The interdisciplinary diabetes working group led by Stürmer and Dr. John Buse, MD, PhD, chief of endocrinology at the School of Medicine, uses these big data to better understand the effects of various diabetes treatments. Stürmer also has used Medicare data for research on treatments after heart attacks, and on potentially inappropriate prescriptions that could put older patients at risk of adverse health outcomes.
“The introduction of Medicare drug plans (Part D) in 2006 was a game changer. UNC’s epidemiology department was at the forefront of using these data,” Stürmer says. “More recently, our ability to link multiple data sources, including insurance claims with clinical data from electronic health records, allows us to combine rich longitudinal records with clinical detail that was previously unavailable.”
Addressing questions of drug safety and effectiveness is not just about putting the right data together — it’s also about putting the right people together. Fortunately, the interdisciplinary environment at UNC is one that nurtures collaborations.
“We bring together pharmacoepidemiologists who understand the particular study designs that can increase the reliability of findings, clinicians who understand the condition so that the questions we ask are relevant, biostatisticians who ensure that our analytic tools are appropriate to the task, programmers who can efficiently manipulate terabytes of data, and patients who share which health outcomes are most important to them,” Jonsson Funk says. “Using big data to conduct robust research and produce meaningful results is truly a team science effort.”
Opioid Use
Opioid abuse in North Carolina has reached epidemic levels: In 2017, more than five North Carolinians died each day from an unintentional opioid overdose. To reduce the supply of unused, misused and diverted opioid pills, in 2017 the state legislature enacted the Strengthen Opioid Misuse Prevention Act, or STOP Act. Among other provisions, the law limits the legal prescription of opioid pain medications to a five-day supply for acute injuries and a seven-day supply post-surgery. It does not restrict opioid prescriptions for chronic pain.

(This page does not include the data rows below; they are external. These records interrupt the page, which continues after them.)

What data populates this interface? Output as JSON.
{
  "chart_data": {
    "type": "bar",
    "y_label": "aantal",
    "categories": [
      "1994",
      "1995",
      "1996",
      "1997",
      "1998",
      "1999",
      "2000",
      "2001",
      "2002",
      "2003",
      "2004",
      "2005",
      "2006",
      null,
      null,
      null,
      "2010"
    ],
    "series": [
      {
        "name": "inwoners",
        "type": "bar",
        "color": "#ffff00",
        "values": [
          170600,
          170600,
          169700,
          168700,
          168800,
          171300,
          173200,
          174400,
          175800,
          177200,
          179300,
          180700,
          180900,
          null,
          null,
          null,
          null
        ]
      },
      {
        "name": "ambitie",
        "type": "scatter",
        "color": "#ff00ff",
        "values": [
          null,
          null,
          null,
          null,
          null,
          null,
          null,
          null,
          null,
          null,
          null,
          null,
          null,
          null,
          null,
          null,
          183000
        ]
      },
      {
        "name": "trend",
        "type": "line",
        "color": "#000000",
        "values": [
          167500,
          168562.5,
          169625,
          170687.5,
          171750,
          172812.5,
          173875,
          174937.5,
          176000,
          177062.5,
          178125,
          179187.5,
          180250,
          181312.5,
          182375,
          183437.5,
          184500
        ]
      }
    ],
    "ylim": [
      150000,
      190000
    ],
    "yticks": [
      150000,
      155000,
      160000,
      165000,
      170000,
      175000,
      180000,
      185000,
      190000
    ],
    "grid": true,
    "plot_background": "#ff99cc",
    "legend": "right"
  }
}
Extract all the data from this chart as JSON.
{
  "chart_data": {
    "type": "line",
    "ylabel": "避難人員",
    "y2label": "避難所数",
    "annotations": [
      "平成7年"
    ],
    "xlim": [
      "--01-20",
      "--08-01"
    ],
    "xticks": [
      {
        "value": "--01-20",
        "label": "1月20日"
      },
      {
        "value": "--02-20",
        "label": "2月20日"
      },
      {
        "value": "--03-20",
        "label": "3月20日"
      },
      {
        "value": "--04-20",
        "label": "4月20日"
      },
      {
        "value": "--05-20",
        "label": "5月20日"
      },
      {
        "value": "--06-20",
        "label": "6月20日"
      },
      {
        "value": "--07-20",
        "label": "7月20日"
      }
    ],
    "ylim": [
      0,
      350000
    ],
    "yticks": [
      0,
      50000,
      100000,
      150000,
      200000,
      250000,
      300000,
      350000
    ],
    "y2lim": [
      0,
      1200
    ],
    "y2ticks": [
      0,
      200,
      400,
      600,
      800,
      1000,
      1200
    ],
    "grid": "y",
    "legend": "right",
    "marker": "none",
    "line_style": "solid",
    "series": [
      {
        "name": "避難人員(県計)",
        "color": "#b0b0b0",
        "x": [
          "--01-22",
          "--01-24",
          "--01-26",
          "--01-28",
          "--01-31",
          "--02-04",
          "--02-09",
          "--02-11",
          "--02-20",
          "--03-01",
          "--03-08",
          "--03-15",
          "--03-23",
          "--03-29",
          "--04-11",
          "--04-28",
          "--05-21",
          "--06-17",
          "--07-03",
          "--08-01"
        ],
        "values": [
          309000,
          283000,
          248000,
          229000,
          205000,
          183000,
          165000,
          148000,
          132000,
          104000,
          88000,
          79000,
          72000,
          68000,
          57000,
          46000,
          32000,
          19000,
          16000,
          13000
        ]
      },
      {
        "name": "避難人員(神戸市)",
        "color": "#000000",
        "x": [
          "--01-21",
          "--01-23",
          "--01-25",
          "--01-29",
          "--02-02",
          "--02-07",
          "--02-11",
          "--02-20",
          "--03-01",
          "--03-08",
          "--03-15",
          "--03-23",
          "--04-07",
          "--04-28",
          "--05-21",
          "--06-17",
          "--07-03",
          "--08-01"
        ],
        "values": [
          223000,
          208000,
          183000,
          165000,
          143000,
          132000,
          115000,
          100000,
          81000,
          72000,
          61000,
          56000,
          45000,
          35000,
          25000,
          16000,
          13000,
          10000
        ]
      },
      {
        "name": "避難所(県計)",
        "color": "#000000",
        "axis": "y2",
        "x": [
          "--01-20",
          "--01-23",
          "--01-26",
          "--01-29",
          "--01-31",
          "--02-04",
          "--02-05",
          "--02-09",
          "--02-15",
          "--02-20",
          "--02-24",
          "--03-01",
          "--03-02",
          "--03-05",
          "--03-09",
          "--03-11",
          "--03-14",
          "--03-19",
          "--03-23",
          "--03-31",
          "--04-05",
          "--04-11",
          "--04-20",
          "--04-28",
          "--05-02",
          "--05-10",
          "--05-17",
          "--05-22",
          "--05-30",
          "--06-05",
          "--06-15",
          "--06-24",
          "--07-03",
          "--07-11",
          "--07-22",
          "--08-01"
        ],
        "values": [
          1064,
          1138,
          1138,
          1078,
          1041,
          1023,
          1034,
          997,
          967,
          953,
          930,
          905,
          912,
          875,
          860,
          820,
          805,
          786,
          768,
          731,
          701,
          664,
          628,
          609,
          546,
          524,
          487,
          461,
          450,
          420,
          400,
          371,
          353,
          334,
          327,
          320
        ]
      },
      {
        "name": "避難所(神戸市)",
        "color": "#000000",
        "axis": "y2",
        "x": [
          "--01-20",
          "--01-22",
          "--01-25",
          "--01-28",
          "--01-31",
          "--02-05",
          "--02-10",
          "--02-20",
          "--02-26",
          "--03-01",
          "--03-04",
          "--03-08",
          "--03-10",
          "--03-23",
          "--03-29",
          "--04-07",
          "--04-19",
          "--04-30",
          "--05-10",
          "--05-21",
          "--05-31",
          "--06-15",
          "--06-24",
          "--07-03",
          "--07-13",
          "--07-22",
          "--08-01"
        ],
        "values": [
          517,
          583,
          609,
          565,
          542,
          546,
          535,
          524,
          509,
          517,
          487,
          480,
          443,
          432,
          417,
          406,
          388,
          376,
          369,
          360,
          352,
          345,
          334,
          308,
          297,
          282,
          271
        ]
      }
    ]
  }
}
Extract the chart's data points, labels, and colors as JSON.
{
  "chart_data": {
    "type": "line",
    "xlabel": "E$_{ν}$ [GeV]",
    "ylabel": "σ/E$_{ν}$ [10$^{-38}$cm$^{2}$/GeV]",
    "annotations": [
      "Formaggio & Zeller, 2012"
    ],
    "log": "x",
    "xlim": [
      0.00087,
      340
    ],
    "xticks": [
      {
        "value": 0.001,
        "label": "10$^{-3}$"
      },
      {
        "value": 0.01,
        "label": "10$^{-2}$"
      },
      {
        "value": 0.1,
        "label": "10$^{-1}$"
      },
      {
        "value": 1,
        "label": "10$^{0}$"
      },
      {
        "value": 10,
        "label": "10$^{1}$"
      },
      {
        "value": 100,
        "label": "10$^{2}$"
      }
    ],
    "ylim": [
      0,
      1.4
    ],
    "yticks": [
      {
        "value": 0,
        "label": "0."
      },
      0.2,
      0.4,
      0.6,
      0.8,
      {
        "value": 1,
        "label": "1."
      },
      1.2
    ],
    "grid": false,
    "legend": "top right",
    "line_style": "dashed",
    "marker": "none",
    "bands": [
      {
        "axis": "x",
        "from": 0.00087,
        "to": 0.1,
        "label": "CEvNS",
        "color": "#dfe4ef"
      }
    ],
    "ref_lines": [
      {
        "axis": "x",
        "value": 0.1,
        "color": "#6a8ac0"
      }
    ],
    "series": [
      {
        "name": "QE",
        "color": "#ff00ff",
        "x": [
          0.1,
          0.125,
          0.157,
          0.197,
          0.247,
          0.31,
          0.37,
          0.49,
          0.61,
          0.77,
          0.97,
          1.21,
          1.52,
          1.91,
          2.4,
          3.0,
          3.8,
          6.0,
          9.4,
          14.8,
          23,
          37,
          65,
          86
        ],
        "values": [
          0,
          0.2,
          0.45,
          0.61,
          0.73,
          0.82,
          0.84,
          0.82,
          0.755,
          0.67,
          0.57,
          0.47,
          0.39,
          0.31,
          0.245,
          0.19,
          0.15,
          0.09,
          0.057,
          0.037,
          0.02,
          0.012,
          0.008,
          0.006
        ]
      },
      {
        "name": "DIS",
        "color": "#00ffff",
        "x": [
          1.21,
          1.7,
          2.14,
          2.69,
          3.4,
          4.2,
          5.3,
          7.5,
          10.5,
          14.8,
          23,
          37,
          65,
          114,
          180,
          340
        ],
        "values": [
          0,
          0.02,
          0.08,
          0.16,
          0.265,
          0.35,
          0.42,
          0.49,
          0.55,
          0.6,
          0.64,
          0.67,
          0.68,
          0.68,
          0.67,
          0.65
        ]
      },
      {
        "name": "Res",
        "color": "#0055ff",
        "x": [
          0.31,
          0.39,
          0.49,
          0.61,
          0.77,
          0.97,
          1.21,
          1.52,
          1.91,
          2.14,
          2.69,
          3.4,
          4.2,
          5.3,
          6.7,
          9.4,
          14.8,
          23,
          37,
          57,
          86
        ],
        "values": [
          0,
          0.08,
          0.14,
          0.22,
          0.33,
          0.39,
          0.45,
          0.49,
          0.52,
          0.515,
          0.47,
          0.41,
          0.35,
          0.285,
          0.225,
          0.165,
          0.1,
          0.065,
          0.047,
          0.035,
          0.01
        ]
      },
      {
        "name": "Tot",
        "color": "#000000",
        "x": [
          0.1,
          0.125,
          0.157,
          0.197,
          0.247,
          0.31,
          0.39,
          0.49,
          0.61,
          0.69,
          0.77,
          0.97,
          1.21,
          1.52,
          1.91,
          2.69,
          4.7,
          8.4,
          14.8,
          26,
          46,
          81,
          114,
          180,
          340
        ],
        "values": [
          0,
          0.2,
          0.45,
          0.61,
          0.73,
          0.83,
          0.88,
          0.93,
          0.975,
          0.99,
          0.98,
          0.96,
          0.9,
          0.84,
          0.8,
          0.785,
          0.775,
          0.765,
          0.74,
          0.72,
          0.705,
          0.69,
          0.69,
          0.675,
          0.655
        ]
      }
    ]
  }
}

While many states have implemented prescribing limits based on the number of days supplied, Gillings graduate student Jessica Young used national insurance claims data to examine other dimensions of opioid prescribing, such as the number of pills dispensed, and overall dosage (morphine milligram equivalents [MME]) dispensed. Her results show that these dimensions can yield a different perspective on patient use. Notably, one out of every 10 patients receiving opioids for postoperative pain received over 500 MMEs, putting them at 21 percent higher risk of having long-term opioid use following surgery compared to those receiving a dosage under 500 MMEs.
“The law uses ‘day supply,’ but there are other ways to characterize people who might be getting more opioids than needed,” said Young’s adviser, Michele Jonsson Funk, PhD, associate professor of epidemiology and director of the Center for Pharmacoepidemiology.
Young has received a $142,967 dissertation award from the National Institute on Drug Abuse to support completion of her doctoral dissertation in the field of drug use research.